Ne kadar büyüdü her şey. Dertler büyük, yollar büyük, binalar, binalar bile büyük. Dertler de büyük, kalabalıklar da, öfkeler büyük sonra. Her şey o kadar çok o kadar büyük ki, küçülmek istiyor insan. Sıradanlığı, basitliği, küçücük şeyleri özlüyor. Ferhat Uludere, "Büyük şehrin büyük düşleri ve bu düşlere yetişme telaşı..." derken bunu anlatmak istiyor.

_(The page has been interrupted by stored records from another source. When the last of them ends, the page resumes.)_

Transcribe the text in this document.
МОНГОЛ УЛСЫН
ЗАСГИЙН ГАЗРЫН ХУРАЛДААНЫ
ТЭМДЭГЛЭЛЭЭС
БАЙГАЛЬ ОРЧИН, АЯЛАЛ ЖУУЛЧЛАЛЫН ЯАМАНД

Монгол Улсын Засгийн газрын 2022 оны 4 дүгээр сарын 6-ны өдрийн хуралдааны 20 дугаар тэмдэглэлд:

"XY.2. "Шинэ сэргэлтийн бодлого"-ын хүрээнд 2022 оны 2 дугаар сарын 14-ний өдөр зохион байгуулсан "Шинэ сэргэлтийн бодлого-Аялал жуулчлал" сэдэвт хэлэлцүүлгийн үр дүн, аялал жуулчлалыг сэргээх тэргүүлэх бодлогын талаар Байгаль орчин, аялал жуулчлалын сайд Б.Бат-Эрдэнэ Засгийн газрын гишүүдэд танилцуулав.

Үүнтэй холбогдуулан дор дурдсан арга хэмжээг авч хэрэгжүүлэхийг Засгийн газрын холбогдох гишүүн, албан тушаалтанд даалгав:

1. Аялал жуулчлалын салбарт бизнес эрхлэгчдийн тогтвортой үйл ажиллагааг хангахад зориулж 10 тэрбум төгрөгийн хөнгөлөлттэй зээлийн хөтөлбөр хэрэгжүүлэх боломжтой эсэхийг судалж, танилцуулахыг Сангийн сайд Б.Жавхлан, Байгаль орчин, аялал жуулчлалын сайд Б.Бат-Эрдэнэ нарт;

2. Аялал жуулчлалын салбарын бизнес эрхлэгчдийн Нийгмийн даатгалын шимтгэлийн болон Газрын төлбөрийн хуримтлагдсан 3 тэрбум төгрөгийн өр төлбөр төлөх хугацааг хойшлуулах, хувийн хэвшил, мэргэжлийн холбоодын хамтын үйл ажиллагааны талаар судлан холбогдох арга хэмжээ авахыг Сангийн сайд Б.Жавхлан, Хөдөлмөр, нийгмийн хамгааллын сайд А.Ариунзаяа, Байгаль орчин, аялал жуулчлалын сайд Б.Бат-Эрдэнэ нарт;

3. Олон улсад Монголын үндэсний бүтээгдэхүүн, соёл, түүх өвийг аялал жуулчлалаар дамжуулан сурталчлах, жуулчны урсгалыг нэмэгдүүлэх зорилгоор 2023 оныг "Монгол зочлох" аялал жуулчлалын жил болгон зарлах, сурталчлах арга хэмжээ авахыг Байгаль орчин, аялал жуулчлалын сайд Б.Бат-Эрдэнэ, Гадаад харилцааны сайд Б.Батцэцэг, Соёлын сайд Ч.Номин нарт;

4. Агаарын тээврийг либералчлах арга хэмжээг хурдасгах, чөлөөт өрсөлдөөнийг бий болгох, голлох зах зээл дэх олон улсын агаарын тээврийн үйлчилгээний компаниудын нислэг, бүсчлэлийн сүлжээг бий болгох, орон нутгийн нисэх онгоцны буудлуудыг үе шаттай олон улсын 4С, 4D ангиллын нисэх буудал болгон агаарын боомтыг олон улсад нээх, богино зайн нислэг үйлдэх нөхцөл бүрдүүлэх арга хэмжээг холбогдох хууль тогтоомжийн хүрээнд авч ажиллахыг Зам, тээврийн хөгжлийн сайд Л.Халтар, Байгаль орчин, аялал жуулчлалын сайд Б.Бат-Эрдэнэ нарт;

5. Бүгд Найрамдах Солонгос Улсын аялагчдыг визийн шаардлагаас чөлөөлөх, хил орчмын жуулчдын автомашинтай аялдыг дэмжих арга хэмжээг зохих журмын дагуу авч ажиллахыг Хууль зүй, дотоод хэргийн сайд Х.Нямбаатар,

                                      💮


Öfkeli taraftarların Puşkaş Sami'nin yedi ceddine söven tezahüratları soyunma odasının rutubetli duvarlarından geçip eski tahta bir sedirde oturan futbolculara kadar ulaşıyordu. Kaybedilmiş bir maçın sersemliği vardı futbolcuların üzerinde; oysa takım daha sahaya bile çıkmamıştı. Sersemdiler çünkü hepsi biliyordu; sahaya çıksalar da bir şey değişmeyecekti. Şimdi sadece teknik direktörlerine küfür eden bu kalabalık, sahaya çıktıklarında onları hedef alacaktı. Analarından başlayarak en sunturlu küfürleri arka arkaya sıralayacaklardı. Ana, baba, aile, hısım akraba, gelmiş geçmiş, soy sop her şey ortaya dökülecek ve yüzlerce adam defalarca ırzına geçecekti her şeyin. Taraftar dediğin biraz da böyleydi işte; hem sever hem de döverdi. Sevgisinde arsız, kızgınlığında hadsizdi. Lakin futbolcu dediğin de etten kemikten bir garip âdemoğluydu.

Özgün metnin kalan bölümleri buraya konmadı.